The daughter of a British father and a French mother, she was to act as a courier for George Starr, head of the “Wheelwright” circuit of the Special Operations Executive. Over the next seven months, Walters crisscrossed the region, carrying messages, delivering explosives, arranging the escape of downed airmen, and receiving parachute drops of arms and personnel in the dead of night, living in constant fear of capture and torture by the Gestapo.

Then, on the very eve of liberation, she was sent off on foot over the Pyrenees to Spain, carrying urgent dispatches for London. It is a tale of high adventure, comradeship and kindness, of betrayals and appalling atrocities, and of the often unremarked courage of many ordinary French men and women who risked their lives to help drive German armies from French soil. And through it all shines her quiet courage, a keen sense of humor and, above all, her pure zest for life.



by Elisabeth Gille

A haunting and powerful book written by one of the daughters of Irène Némirovsky, author of Suite Française. Némirovsky and her husband died in Nazi concentration camps, but their daughters were hidden and escaped death.

In this story, Elisabeth Gille gives a fictionalized account of when, as five-year old Lea Levy, she was hidden away by the nuns of a Bordeaux convent when the Nazis deported her parents.
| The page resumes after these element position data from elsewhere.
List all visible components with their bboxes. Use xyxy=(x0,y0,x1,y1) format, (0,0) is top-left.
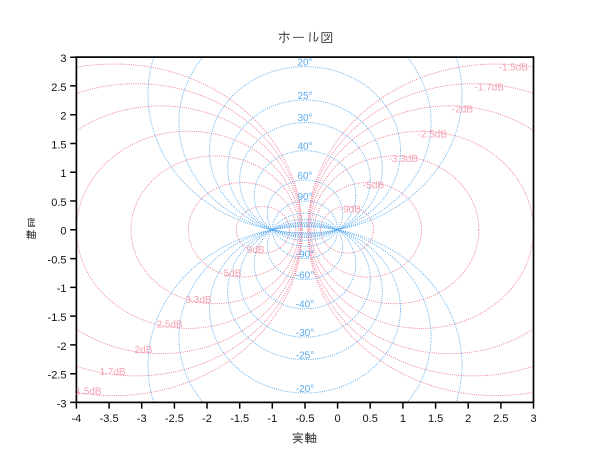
svg-text:-1.7dB: -1.7dB xyxy=(475,82,505,93)
svg-text:2: 2 xyxy=(60,111,66,123)
svg-text:-40°: -40° xyxy=(296,300,314,311)
svg-text:3: 3 xyxy=(60,53,66,65)
svg-text:9dB: 9dB xyxy=(247,245,265,256)
svg-text:0.5: 0.5 xyxy=(51,197,66,209)
svg-text:1.5: 1.5 xyxy=(428,413,443,425)
svg-text:-60°: -60° xyxy=(296,270,314,281)
svg-text:2.5: 2.5 xyxy=(493,413,508,425)
svg-text:0: 0 xyxy=(335,413,341,425)
svg-text:-90°: -90° xyxy=(296,249,314,260)
svg-text:1.5: 1.5 xyxy=(51,139,66,151)
svg-text:-2: -2 xyxy=(57,341,67,353)
svg-text:-2: -2 xyxy=(202,413,212,425)
svg-text:-4: -4 xyxy=(72,413,82,425)
svg-text:-9dB: -9dB xyxy=(340,205,361,216)
svg-text:30°: 30° xyxy=(297,113,312,124)
svg-text:-1: -1 xyxy=(57,283,67,295)
svg-text:3: 3 xyxy=(530,413,536,425)
svg-text:90°: 90° xyxy=(297,192,312,203)
svg-text:20°: 20° xyxy=(297,57,312,68)
svg-text:-3.3dB: -3.3dB xyxy=(389,154,419,165)
svg-text:-0.5: -0.5 xyxy=(296,413,315,425)
svg-text:-2.5: -2.5 xyxy=(165,413,184,425)
svg-text:-30°: -30° xyxy=(296,328,314,339)
svg-text:-2.5: -2.5 xyxy=(48,370,67,382)
svg-text:25°: 25° xyxy=(297,91,312,102)
svg-text:-1: -1 xyxy=(267,413,277,425)
svg-text:-2.5dB: -2.5dB xyxy=(418,130,448,141)
svg-text:1: 1 xyxy=(60,168,66,180)
svg-text:-3: -3 xyxy=(57,398,67,410)
svg-text:-2dB: -2dB xyxy=(452,104,473,115)
svg-text:-3.5: -3.5 xyxy=(100,413,119,425)
svg-text:2.5dB: 2.5dB xyxy=(156,320,182,331)
svg-text:-1.5: -1.5 xyxy=(230,413,249,425)
svg-text:3.3dB: 3.3dB xyxy=(185,295,211,306)
svg-text:2.5: 2.5 xyxy=(51,82,66,94)
svg-text:0: 0 xyxy=(60,226,66,238)
svg-text:1.7dB: 1.7dB xyxy=(99,367,125,378)
svg-text:5dB: 5dB xyxy=(224,269,242,280)
svg-text:2: 2 xyxy=(465,413,471,425)
svg-text:-3: -3 xyxy=(137,413,147,425)
svg-text:0.5: 0.5 xyxy=(363,413,378,425)
svg-text:-1.5dB: -1.5dB xyxy=(499,63,529,74)
svg-text:60°: 60° xyxy=(297,171,312,182)
svg-text:-20°: -20° xyxy=(296,384,314,395)
svg-text:40°: 40° xyxy=(297,142,312,153)
svg-text:-25°: -25° xyxy=(296,350,314,361)
svg-text:1: 1 xyxy=(400,413,406,425)
svg-text:-0.5: -0.5 xyxy=(48,255,67,267)
svg-text:-1.5: -1.5 xyxy=(48,312,67,324)
svg-text:-5dB: -5dB xyxy=(363,181,384,192)
svg-text:1.5dB: 1.5dB xyxy=(75,387,101,398)
svg-text:2dB: 2dB xyxy=(135,345,153,356)
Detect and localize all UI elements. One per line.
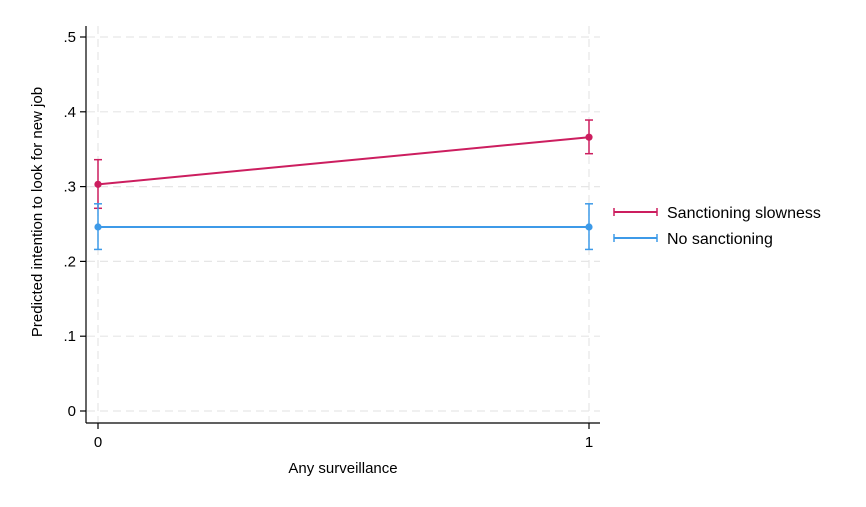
- data-point: [585, 223, 593, 231]
- y-ticks: 0 .1 .2 .3 .4 .5: [63, 29, 86, 420]
- y-tick-label: .2: [63, 253, 76, 270]
- legend: Sanctioning slowness No sanctioning: [613, 205, 821, 248]
- x-axis-title: Any surveillance: [288, 460, 397, 477]
- data-point: [585, 133, 593, 141]
- series-layer: [94, 119, 593, 251]
- legend-label: No sanctioning: [667, 231, 773, 248]
- y-tick-label: .4: [63, 104, 76, 121]
- data-point: [94, 180, 102, 188]
- data-point: [94, 223, 102, 231]
- legend-item: No sanctioning: [613, 231, 773, 248]
- y-tick-label: .3: [63, 179, 76, 196]
- axis-layer: [85, 26, 600, 424]
- y-tick-label: .5: [63, 29, 76, 46]
- series-0: [94, 119, 593, 210]
- series-line: [97, 136, 590, 186]
- x-tick-label: 0: [94, 434, 102, 451]
- legend-label: Sanctioning slowness: [667, 205, 821, 222]
- grid-layer: [87, 26, 600, 422]
- legend-item: Sanctioning slowness: [613, 205, 821, 222]
- y-tick-label: 0: [68, 403, 76, 420]
- y-tick-label: .1: [63, 328, 76, 345]
- series-1: [94, 203, 593, 251]
- x-tick-label: 1: [585, 434, 593, 451]
- y-axis-title: Predicted intention to look for new job: [29, 87, 46, 337]
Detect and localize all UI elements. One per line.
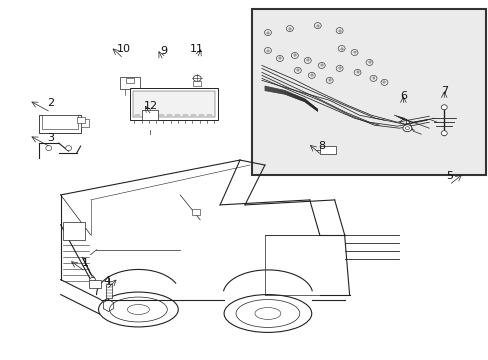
Text: 5: 5 (445, 171, 452, 181)
Ellipse shape (99, 292, 178, 327)
Text: 1: 1 (82, 258, 89, 268)
Ellipse shape (264, 30, 271, 36)
Ellipse shape (318, 62, 325, 68)
Text: 10: 10 (116, 45, 130, 54)
Ellipse shape (264, 48, 271, 54)
Bar (105, 284, 111, 298)
Ellipse shape (193, 75, 201, 81)
Ellipse shape (369, 75, 376, 81)
Ellipse shape (89, 278, 95, 282)
Ellipse shape (224, 294, 311, 332)
Ellipse shape (440, 131, 447, 136)
Bar (120, 77, 140, 89)
Bar (62, 222, 84, 240)
Ellipse shape (402, 125, 411, 132)
Text: 11: 11 (190, 45, 204, 54)
Ellipse shape (109, 297, 167, 322)
Bar (39, 115, 81, 133)
Text: 6: 6 (399, 91, 406, 101)
Bar (142, 110, 158, 120)
Text: 8: 8 (318, 141, 325, 151)
Text: 3: 3 (47, 133, 54, 143)
Bar (192, 209, 200, 215)
Ellipse shape (314, 23, 321, 28)
Bar (88, 280, 101, 288)
Ellipse shape (65, 146, 72, 150)
Ellipse shape (291, 53, 298, 58)
Bar (41, 115, 78, 129)
Bar (251, 9, 485, 175)
Bar (126, 78, 134, 84)
Ellipse shape (304, 58, 310, 63)
Text: 7: 7 (440, 86, 447, 96)
Ellipse shape (440, 105, 447, 110)
Bar (133, 91, 215, 117)
Ellipse shape (294, 67, 301, 73)
Ellipse shape (254, 307, 280, 319)
Bar (77, 117, 84, 123)
Ellipse shape (337, 45, 345, 51)
Text: 12: 12 (144, 101, 158, 111)
Bar (81, 119, 88, 127)
Ellipse shape (380, 80, 387, 85)
Bar (130, 88, 218, 120)
Ellipse shape (335, 66, 343, 71)
Ellipse shape (325, 77, 332, 84)
Ellipse shape (276, 55, 283, 62)
Bar (193, 81, 201, 86)
Ellipse shape (46, 146, 52, 150)
Text: 9: 9 (160, 46, 166, 57)
Text: 2: 2 (47, 98, 54, 108)
Bar (319, 146, 335, 154)
Ellipse shape (286, 26, 293, 32)
Ellipse shape (366, 59, 372, 66)
Ellipse shape (236, 300, 299, 328)
Ellipse shape (127, 305, 149, 315)
Ellipse shape (307, 72, 315, 78)
Ellipse shape (353, 69, 360, 75)
Ellipse shape (350, 50, 357, 55)
Ellipse shape (405, 127, 408, 130)
Text: 4: 4 (103, 276, 110, 285)
Ellipse shape (335, 28, 343, 33)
But there is no happy ending for her after the fall of Nazi Germany, which is what makes this book so powerful, to see the pain and suffering for the Jews that came after liberation.

by Sebastian Faulks (French Trilogy #3)

Charlotte Gray is the story of a young Scottish woman who becomes caught up in the effort to liberate Occupied France from the Nazis while pursuing a perilous mission of her own.

In blacked-out, wartime London, Charlotte Gray develops a dangerous passion for a battle-weary RAF pilot, and when he fails to return from a daring flight into France she is determined to find him.

In the service of the Resistance, she travels to the village of Lavaurette, dyeing her hair and changing her name to conceal her identity. Here she will come face-to-face with the harrowing truth of what took place during Europe’s darkest years, and will confront a terrifying secret that threatens to cast its shadow over the remainder of her days.